La Puglia è la regione, l’unica, che offre luoghi e panorami tanto cangianti, quanto affascinanti. Da nord a sud la metamorfosi è impressionante e chiunque vi si rechi non può che restarne ammaliato. Dal Gargano al Salento le costanti restano la terra, il sole, il mare. Non si può opporre resistenza ai sapori e ai profumi di cui è intrisa. Ma la Puglia è anche lavoro, fatica, è terra brulla e sole cocente.
E i ricordi tornano a galla come fossero terre sommerse.
Le spighe di grano svolazzanti sotto il vento, le girandole dell’acqua che alla sera ed al mattino presto rifocillavano le piante arse dal sole, i campi di anguria, i lunghi filari di vigne i cui grappoli d’uva sembravano smeraldi… sono passati diversi anni, ma a volte tutto sembra immutato.
Ricordo che quando si andava a lavorare nei campi la sveglia al mattino era sempre molto presto. Alle 4 mio nonno era già in piedi: presto il sole si sarebbe alzato e reso impossibile il lavoro. Lo rivedo qui davanti a me: cappello di paglia in testa, camicia a maniche lunghe e pantaloni lunghi. “Ma nonno” gli dicevo sempre “Così avrai caldo”. Ma lui mi rispondeva che era l’unico modo per proteggersi dai potenti raggi del sole che, già dopo poche ore dal suo sorgere, sarebbero diventati così potenti che gli avrebbero bruciato la pelle. Alle 11 rientrava a casa, madido di sudore, con gli occhi rossi, e le mani sporche di terra. Dopo un riposo di qualche ora, ritornava nei campi, non prima delle 4 e mezza del pomeriggio.
A quell’ora il sole bruciava ancora, ma non uccideva. Lo sapevano bene i “vecchi”, sapevano che il sole ammazza, sapevano che il sole avrebbe reso orfani i loro figli, di madre e di padre. Oggi non sembra più essere così e i meravigliosi pomodori che arrivano sulle nostre tavole sono tinti di sangue, quel sangue di uomini e donne che per qualche euro, lavorano anche quando il sole sembra lanciare sulla terra dardi di fuoco e l’aria diventa irrespirabile.

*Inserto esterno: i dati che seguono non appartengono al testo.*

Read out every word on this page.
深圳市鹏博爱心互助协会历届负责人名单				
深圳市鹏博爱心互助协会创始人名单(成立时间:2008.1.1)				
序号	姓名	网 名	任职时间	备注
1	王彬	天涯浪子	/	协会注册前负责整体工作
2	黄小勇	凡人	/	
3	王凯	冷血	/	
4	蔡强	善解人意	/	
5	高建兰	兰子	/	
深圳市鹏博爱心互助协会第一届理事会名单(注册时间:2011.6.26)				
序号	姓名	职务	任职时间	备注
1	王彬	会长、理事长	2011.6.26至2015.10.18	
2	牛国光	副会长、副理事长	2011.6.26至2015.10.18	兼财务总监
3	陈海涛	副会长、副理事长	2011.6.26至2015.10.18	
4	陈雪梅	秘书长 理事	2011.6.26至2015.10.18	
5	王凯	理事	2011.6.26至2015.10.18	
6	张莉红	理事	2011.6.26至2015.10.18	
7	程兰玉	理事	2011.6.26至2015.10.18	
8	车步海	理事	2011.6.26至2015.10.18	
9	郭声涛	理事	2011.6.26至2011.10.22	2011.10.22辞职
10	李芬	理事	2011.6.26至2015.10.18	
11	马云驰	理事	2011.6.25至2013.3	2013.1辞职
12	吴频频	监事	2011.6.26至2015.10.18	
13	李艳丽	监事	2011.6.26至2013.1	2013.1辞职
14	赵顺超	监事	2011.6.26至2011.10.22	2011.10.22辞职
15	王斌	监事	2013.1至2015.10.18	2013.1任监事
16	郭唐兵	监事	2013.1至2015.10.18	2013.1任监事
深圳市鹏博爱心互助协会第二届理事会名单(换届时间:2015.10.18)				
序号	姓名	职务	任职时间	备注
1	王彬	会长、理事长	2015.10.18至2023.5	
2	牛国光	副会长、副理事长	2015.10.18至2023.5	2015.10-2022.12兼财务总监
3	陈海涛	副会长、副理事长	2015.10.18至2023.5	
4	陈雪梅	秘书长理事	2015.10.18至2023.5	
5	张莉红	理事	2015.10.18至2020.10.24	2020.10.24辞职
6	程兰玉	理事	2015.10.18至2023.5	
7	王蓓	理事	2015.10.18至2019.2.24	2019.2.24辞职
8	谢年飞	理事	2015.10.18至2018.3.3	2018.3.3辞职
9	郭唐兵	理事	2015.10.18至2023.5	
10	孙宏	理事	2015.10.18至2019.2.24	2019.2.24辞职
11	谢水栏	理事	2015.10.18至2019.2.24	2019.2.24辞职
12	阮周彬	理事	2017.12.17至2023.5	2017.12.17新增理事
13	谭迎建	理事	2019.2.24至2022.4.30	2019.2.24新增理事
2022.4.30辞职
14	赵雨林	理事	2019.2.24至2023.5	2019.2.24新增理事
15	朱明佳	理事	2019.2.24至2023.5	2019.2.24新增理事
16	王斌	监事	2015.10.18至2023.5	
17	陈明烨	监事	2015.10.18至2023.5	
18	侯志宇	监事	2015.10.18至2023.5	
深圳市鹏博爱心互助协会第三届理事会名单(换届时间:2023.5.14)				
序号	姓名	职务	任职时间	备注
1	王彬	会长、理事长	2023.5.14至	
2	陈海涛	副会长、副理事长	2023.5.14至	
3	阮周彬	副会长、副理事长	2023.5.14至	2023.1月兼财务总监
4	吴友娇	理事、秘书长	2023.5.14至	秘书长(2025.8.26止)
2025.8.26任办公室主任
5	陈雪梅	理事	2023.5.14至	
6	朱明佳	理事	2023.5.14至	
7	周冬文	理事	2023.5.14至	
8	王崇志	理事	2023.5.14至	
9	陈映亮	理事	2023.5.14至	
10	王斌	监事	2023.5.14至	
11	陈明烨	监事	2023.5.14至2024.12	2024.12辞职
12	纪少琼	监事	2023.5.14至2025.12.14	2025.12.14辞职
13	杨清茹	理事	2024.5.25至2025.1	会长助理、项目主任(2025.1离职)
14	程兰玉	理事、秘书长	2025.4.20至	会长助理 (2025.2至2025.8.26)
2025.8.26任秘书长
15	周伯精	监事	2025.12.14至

Dal nord al sud della Puglia, li vedi ricurvi nei campi, senza volto, che pregano in silenzio di sopravvivere, privati persino dell’acqua, che quando c’è, mista alla terra, diventa un macigno difficile da deglutire. Si muore di caldo in Puglia. Si muore perché le condizioni di lavoro nei campi diventano sempre più disumane. Per pochi euro. Due o tre all’ora. Che non garantiscono la vita, ma la deturpano, la calpestano, rubando a questi uomini e q queste donne senza nome e senza volto, la dignità.
“Nessuno vuole più fare lavori di fatica” senti spesso dire. E allora ci sono gli stranieri, gli africani, quelli che già hanno la pelle scura e il viso scavato dal dolore, loro che per pochissimi euro vivono e lavorano al margine. In baracche pericolanti i loro materassi diventano pile ammassate di terrore, un rifugio che non protegge dalla viltà umana.

Tra caporalato e sfruttamento, continuano ad abbassare la testa, continuano a tenere le labbra serrate perché un lamento non è consentito. Un lamento ammazza più del sole. E allora meglio tornare faccia a terra, con la schiena curva per ore, con le ginocchia consumate dal dolore e le mani piene di calli che ormai si congiungono solo per pregare.
Quanta amarezza, quanto indifferenza, quanta morte.
Ciò che arriva nel nostro piatto è frutto del loro sacrificio, della loro “schiavitù”.
Il presidente della regione Puglia, Emiliano, ha emanato un’ordinanza in cui si vieta il lavoro nei campi dalle ore 12.00 alle ore 16.30. Penso: serviva un’ordinanza o solo un po’ di buon senso e coscienza?
Una legge già c’è e tutela la salute e la sicurezza di tutti i lavoratori e di tutte le lavoratrici, che non consente lo sfruttamento, che garantisce condizioni di lavoro dignitose e uguali per tutti e tutte.
Qui manca la cultura della sicurezza, senti spesso dire. Se pensi a queste cose non guadagni più niente. E allora, poco o tanto che sia, si guadagna sulla pelle altrui, perché quella “vale meno”.
Non voglio pensare che ci si voglia arrendere a questo, non voglio credere che a causa dell’ignoranza di pochi si continui a morire in tanti.
Le leggi ci sono, applichiamole. Il buon senso esiste, usiamolo. La coscienza c’è, ascoltiamola.
Non trinceriamoci dietro i confini, non schermiamoci dietro quel “tanto così si fa”: la terra non può nutrirsi del sangue di quelli che, solo perché hanno la pelle scura, non hanno diritto alla vita ed alla dignità!